There is a way to do this same compression by utilizing the raw probability distributions that the LLM produces as output. Fabrice Bellard has some experiments with doing this with transformers: https://bellard.org/nncp/

The idea is that if you can produce an accurate probably distribution over the next bit/byte/token, then you can compress things with an entropy compressor (huffman encoding, range encoding, asymmetric numeral systems, etc). This comment is too small of a space to explain fully how they work, but it suffices to say that pretty much every good compression algorithm models probability distributions in some way.

discuss

FooBarBizBazz|1 year ago

Exactly this. The way to do this is to use the LLM as the statistical model inside an arithmetic coder. You use its next-token probabilities to encode the next token. The KL divergence between the LLM's probabilities, and the empirical probabilities in the corpus that you actually compress, is the compression inefficiency.

saeranv|1 year ago

> The idea is that if you can produce an accurate probably distribution over the next bit/byte/token...

But how can you get credible probability distributions from the LLMs?
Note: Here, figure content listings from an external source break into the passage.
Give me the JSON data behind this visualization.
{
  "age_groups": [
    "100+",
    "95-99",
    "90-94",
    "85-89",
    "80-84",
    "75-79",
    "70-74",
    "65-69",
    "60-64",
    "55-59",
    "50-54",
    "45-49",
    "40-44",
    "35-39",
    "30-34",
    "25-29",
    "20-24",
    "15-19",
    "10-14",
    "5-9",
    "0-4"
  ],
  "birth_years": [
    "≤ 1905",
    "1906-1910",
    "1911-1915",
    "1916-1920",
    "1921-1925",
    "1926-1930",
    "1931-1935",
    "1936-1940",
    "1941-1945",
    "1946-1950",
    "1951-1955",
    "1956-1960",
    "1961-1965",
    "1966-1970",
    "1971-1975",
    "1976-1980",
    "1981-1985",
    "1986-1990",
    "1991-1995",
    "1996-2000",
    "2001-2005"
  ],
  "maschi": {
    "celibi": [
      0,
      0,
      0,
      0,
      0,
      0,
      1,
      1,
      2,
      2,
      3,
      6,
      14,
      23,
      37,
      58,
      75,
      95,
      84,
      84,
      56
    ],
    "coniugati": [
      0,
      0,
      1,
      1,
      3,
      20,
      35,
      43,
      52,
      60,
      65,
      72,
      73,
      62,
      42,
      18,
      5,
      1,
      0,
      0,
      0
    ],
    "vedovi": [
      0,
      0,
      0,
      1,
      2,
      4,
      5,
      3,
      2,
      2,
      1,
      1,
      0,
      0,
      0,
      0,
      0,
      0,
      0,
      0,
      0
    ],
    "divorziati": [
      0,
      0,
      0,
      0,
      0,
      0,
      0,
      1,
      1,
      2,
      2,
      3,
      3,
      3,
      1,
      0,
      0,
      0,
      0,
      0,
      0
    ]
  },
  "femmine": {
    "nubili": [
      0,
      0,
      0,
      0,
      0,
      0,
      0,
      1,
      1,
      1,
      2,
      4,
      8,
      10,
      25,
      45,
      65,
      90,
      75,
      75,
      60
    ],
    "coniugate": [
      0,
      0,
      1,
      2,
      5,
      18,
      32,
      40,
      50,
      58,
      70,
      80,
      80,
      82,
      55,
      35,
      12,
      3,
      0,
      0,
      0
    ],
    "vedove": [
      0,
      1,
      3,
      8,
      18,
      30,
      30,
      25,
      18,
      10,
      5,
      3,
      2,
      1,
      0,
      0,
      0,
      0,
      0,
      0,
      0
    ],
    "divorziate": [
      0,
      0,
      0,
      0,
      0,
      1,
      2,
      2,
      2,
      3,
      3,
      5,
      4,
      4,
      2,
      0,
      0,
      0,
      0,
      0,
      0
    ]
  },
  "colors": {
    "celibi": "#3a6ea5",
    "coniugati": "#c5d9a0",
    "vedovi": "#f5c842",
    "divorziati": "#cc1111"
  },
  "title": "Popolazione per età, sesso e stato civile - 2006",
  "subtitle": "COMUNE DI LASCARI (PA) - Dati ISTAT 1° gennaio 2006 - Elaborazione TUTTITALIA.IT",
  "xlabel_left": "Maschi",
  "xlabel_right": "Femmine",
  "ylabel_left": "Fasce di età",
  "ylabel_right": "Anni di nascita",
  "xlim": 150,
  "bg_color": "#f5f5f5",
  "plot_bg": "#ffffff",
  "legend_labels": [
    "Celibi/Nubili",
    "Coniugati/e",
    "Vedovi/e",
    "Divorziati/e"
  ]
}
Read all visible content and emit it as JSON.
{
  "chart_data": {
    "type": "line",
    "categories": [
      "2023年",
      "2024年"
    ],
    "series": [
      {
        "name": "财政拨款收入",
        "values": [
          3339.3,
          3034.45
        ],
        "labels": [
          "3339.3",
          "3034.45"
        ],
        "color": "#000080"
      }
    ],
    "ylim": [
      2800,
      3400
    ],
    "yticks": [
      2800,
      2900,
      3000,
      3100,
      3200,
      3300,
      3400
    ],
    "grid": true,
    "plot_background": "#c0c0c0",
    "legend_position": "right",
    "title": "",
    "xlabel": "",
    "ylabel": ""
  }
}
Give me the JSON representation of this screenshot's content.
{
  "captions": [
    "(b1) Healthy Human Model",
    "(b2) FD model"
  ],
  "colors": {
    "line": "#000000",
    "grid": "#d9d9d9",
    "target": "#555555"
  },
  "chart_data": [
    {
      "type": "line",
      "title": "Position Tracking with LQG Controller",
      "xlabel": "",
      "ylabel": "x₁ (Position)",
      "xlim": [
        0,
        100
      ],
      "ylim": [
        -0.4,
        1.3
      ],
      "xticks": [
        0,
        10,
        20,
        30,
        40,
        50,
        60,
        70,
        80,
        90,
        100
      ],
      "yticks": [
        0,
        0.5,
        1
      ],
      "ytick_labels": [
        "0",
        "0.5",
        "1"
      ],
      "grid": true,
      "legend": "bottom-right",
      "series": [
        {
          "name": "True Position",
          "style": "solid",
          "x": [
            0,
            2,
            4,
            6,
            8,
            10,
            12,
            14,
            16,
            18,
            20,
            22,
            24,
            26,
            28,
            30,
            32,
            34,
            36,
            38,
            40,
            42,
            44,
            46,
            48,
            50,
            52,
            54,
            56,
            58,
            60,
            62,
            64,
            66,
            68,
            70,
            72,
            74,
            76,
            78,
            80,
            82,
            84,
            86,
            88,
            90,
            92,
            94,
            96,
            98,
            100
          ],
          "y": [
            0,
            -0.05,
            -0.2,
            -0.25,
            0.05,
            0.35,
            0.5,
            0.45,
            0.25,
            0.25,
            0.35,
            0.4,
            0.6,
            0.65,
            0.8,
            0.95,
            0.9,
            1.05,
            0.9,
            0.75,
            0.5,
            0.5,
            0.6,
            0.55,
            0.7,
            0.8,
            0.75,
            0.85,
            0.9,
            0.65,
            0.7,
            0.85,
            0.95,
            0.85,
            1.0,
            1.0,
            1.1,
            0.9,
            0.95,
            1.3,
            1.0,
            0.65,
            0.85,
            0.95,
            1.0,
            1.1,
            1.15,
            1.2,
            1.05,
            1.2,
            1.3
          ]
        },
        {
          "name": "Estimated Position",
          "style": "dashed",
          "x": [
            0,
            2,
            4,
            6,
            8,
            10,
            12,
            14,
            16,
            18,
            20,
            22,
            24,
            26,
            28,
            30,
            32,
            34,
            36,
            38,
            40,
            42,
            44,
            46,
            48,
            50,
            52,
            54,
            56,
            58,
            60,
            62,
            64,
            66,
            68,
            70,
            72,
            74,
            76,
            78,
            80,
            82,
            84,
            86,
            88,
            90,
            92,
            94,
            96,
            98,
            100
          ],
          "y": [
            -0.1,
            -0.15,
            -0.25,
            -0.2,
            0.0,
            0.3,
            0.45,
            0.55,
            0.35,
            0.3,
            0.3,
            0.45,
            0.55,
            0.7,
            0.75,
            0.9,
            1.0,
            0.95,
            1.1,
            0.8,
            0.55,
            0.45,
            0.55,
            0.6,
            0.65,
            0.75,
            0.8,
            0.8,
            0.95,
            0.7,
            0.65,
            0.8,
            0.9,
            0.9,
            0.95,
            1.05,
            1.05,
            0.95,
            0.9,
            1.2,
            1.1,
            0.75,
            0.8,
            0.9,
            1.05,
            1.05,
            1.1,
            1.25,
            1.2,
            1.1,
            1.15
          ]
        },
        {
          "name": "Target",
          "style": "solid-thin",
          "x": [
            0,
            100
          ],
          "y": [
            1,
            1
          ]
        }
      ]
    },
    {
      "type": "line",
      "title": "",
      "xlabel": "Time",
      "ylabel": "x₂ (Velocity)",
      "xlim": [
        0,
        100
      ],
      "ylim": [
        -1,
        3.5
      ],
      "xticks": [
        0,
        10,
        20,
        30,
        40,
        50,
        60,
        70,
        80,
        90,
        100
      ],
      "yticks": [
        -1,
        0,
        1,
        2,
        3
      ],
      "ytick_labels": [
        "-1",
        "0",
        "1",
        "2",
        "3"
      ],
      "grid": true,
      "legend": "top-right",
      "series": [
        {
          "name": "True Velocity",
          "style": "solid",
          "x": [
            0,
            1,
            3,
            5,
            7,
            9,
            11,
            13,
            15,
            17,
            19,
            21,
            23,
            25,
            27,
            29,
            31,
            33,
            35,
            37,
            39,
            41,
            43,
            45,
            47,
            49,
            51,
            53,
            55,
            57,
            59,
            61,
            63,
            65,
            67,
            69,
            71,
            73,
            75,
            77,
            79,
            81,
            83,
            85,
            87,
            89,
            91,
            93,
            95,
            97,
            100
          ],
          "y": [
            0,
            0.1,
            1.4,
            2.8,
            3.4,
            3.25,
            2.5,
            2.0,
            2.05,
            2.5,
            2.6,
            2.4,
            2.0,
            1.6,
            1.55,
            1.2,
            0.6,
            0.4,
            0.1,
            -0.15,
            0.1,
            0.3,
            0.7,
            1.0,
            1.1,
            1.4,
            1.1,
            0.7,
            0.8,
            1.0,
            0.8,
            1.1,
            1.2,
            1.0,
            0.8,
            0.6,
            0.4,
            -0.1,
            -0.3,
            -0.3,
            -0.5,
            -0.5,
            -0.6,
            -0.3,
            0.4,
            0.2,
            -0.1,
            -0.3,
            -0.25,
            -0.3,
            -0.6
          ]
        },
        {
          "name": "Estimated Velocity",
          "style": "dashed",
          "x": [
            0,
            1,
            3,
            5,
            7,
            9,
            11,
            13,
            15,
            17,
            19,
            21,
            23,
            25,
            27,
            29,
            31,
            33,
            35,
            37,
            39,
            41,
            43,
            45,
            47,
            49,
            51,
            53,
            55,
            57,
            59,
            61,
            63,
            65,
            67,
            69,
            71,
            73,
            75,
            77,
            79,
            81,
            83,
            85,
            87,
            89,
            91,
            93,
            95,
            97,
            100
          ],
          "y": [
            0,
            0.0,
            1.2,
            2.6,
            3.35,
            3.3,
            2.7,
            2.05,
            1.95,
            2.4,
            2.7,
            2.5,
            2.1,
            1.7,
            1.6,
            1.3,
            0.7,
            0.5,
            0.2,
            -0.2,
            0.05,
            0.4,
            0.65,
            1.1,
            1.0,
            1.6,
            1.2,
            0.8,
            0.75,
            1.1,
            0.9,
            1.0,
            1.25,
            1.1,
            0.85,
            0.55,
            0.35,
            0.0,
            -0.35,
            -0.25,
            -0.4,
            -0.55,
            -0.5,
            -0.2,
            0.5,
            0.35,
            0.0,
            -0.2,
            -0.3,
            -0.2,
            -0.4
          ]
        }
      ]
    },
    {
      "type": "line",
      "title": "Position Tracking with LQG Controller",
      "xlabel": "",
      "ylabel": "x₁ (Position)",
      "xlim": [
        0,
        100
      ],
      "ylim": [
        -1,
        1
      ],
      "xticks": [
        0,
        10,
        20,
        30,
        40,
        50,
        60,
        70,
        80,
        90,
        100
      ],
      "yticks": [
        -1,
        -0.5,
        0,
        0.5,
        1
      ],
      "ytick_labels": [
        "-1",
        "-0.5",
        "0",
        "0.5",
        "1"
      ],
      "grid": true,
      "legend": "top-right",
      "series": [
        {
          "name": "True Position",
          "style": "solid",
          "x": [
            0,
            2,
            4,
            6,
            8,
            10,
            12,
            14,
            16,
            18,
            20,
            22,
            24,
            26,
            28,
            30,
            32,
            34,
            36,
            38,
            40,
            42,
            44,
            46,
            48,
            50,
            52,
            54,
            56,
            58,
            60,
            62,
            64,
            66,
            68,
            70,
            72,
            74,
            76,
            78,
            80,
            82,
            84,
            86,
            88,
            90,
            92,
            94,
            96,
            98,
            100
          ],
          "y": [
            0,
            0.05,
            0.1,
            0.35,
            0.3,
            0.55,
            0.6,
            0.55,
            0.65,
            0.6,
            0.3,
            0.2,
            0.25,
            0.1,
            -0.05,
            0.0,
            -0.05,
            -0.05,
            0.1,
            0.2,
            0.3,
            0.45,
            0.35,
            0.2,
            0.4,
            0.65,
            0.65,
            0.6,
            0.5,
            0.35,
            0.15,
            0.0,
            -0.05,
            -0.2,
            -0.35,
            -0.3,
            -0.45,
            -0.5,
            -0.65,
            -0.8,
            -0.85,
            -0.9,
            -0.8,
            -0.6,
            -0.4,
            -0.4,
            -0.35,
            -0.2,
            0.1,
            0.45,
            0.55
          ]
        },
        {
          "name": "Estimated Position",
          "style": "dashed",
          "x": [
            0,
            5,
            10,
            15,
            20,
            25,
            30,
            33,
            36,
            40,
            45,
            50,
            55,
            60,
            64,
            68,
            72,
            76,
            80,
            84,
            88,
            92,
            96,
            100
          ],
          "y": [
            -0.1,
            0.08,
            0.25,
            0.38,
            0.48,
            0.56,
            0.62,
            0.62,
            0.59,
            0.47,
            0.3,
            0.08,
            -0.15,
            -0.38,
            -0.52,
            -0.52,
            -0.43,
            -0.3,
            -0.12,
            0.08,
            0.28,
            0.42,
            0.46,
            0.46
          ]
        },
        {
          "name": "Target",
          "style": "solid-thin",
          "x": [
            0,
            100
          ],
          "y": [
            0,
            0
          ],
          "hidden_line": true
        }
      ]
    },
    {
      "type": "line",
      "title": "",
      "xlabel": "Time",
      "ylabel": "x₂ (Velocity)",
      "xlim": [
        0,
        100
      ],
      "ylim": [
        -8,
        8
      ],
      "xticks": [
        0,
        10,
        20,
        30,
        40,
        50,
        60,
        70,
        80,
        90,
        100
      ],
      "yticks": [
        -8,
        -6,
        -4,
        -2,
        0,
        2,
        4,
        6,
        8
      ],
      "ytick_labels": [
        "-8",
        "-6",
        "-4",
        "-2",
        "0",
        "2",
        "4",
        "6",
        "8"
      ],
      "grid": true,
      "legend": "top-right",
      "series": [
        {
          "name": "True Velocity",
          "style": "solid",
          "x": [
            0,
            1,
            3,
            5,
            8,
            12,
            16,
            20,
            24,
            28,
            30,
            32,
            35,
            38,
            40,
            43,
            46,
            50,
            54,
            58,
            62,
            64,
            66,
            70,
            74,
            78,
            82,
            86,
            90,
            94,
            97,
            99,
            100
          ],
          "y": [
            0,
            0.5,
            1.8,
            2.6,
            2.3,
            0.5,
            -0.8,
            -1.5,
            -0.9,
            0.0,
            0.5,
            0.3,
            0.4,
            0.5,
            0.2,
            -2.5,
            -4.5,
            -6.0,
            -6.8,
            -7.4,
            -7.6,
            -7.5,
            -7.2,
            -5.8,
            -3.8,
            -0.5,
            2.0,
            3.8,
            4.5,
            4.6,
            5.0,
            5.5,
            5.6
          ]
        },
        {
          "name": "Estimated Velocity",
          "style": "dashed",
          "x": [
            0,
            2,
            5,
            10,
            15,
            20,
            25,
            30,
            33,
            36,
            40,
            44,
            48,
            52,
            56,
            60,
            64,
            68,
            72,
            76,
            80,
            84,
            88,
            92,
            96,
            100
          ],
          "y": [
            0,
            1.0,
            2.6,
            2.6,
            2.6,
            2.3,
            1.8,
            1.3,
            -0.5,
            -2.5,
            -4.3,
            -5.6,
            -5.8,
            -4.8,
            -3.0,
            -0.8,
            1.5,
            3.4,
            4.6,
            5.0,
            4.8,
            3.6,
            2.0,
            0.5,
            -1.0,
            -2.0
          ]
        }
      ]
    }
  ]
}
My understanding is that the outputs specifically can't be interpreted as a probability distribution, even though superficially they resemble a PMF, due to the way the softmax function tends to predict close to 100% for the predicted token. You can still get an ordered list of most probable tokens (which I think beam search exploits), but they specifically aren't good representations of the output probability distribution since they don't model the variance well.

blackle|1 year ago

My understanding is that minimizing perplexity (what LLMs are generally optimized for) is equivalent to finding a good probably distribution over the next token.